Assessing security vulnerabilities in a docker-enabled federated learning framework with hyperparameter tuning for software bug prediction
摘要
Federated Learning (FL) has come up as a promising paradigm for collaborative machine learning over decentralized data by maintaining user privacy at the same time enabling broader data access. Although FL is increasingly being used, its security during deployment, especially in containerized environments, remains under-explored. This study directly addresses the gap by examining security risks within a Docker-based FL deployment designed for Software Bug Prediction (SBP). We developed two federated models—a Convolutional Neural Network (FLCNN) as well as an Artificial Neural Network (FLANN)—and integrated hyperparameter tuning (HPT) using the Grey Wolf Optimizer (GWO). After training the model on multiple open-source SBP datasets, we containerized the best FLCNN model, deploying it as a Flask API within Docker.

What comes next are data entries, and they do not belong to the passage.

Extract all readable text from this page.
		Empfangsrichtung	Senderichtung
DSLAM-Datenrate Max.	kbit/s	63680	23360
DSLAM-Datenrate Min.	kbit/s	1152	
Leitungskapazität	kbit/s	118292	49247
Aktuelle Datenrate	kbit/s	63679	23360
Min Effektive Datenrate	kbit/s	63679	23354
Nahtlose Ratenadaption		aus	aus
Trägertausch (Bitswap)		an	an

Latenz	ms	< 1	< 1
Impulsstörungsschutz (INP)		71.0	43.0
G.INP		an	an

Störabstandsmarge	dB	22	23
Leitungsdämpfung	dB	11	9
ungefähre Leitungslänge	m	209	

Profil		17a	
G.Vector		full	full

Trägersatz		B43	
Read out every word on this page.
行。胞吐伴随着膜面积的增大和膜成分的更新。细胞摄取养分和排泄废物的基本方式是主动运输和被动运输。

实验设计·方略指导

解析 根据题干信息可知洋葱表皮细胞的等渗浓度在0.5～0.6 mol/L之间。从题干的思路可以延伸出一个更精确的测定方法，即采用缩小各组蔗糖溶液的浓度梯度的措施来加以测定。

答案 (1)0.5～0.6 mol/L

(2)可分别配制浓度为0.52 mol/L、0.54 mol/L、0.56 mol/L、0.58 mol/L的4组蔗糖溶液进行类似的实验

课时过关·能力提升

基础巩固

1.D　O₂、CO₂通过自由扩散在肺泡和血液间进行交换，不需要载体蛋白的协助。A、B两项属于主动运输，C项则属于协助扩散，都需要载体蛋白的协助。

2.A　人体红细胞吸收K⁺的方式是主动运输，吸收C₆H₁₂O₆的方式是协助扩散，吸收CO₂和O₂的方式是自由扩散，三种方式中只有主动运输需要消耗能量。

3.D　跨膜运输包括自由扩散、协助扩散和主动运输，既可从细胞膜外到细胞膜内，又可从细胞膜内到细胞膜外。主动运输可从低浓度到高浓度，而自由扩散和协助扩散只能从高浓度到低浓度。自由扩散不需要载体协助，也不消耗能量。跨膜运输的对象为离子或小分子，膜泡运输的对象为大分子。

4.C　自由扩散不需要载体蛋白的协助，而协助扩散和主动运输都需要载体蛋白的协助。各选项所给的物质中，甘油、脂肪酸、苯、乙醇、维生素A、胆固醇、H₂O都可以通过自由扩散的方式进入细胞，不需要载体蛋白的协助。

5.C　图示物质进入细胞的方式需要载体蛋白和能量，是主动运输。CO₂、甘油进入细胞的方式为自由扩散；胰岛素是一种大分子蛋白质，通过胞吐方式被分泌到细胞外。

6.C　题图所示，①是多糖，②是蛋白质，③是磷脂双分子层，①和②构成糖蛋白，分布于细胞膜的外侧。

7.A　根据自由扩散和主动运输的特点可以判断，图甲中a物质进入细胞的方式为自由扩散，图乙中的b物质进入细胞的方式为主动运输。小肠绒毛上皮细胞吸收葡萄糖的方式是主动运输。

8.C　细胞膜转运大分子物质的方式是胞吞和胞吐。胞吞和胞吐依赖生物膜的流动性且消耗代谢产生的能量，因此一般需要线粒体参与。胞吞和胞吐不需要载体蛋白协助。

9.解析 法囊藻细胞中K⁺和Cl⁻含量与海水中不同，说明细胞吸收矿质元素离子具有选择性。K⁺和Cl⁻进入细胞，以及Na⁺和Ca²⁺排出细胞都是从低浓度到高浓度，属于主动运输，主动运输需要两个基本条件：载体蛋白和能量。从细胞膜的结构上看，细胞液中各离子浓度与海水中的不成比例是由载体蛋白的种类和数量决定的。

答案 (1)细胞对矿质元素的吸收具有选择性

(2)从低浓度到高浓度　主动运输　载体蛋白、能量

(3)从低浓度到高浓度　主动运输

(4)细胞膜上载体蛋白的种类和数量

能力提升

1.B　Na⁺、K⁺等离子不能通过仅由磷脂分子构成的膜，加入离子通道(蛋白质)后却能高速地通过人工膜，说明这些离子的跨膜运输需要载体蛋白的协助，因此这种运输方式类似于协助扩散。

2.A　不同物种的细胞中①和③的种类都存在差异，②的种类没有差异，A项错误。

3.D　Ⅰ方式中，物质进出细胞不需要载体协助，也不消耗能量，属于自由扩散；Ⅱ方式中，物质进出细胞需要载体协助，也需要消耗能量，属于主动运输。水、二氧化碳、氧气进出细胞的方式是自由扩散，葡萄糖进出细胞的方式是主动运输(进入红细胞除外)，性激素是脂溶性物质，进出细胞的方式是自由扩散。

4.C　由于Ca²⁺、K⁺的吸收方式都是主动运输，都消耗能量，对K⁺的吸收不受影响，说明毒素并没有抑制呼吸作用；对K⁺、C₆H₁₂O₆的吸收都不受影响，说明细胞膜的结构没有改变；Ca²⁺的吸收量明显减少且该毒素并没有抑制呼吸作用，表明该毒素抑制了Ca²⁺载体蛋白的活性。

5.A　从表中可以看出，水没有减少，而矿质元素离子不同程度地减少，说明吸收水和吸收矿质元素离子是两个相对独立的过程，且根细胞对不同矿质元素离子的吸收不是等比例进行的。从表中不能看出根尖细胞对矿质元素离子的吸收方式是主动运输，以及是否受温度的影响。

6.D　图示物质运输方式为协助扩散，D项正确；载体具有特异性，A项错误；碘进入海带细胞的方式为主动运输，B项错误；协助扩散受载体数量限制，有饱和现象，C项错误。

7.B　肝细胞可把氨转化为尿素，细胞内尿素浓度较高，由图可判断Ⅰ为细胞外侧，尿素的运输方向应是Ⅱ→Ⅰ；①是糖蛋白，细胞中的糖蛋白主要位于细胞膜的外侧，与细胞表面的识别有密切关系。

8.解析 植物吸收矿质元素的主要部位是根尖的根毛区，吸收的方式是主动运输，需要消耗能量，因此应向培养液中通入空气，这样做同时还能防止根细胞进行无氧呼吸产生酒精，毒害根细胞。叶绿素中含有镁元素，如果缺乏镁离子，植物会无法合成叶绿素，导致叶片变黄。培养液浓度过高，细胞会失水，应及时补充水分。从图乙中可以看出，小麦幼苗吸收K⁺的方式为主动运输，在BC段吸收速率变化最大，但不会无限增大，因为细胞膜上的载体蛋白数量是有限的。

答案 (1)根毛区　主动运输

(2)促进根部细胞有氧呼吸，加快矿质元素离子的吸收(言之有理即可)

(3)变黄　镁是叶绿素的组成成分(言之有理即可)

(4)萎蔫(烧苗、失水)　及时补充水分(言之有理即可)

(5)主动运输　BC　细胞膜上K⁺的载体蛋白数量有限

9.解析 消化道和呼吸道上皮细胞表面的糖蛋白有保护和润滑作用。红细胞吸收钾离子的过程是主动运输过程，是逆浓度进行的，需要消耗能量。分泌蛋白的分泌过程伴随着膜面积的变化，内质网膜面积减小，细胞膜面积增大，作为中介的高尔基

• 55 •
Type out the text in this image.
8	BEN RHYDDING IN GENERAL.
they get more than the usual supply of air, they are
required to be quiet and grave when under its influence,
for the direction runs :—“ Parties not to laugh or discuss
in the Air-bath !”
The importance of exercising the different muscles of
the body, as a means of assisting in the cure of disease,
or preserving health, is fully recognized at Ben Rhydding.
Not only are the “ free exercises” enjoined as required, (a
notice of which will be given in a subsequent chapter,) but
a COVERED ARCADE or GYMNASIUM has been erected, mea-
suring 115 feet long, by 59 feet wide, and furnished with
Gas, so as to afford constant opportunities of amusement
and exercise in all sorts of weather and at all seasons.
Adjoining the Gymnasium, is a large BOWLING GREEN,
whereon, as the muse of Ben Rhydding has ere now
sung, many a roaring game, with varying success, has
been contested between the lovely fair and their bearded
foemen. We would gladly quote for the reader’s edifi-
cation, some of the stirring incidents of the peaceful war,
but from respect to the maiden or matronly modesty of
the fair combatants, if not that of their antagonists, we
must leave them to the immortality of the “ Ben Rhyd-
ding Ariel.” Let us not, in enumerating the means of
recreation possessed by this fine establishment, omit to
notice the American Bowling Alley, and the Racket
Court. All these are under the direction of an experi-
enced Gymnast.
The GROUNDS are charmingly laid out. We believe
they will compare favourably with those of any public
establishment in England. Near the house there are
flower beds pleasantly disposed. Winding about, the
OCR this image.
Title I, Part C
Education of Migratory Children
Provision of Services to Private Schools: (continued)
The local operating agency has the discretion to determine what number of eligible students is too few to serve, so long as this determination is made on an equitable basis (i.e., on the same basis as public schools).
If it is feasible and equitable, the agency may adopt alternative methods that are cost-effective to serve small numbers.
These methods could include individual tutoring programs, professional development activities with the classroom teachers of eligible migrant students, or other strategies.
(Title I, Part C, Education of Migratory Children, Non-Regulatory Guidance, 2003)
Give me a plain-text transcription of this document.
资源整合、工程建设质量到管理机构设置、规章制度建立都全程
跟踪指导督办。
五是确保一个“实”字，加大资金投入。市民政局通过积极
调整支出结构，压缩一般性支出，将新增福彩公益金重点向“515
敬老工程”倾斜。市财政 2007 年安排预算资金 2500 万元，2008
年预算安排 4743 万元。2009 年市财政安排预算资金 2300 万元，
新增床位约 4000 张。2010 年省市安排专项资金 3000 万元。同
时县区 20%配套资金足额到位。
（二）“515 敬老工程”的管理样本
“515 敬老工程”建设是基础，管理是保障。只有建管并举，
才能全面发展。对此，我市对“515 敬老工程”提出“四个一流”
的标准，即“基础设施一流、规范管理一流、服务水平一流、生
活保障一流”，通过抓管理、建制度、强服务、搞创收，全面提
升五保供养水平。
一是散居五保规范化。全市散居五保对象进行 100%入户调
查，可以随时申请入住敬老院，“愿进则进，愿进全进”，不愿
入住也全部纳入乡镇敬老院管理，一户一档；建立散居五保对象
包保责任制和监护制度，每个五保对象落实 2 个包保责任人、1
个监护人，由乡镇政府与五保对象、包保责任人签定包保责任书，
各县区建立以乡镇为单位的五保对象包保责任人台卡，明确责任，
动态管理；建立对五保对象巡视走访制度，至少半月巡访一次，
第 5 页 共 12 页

Vulnerability scans, executed using open-source tools (Anchore, Aqua Trivy, Snyk, JFrog Xray), disclosed several security flaws, including critical and high-severity risks such as denial-of-service, buffer overflow, as well as memory management issues. By subsequently applying updated dependencies and recommended container security protocols, we established a substantially more secure FL deployment profile. This analysis underscores the essential need for rigorous, continuous security assessment when deploying federated learning via containerization.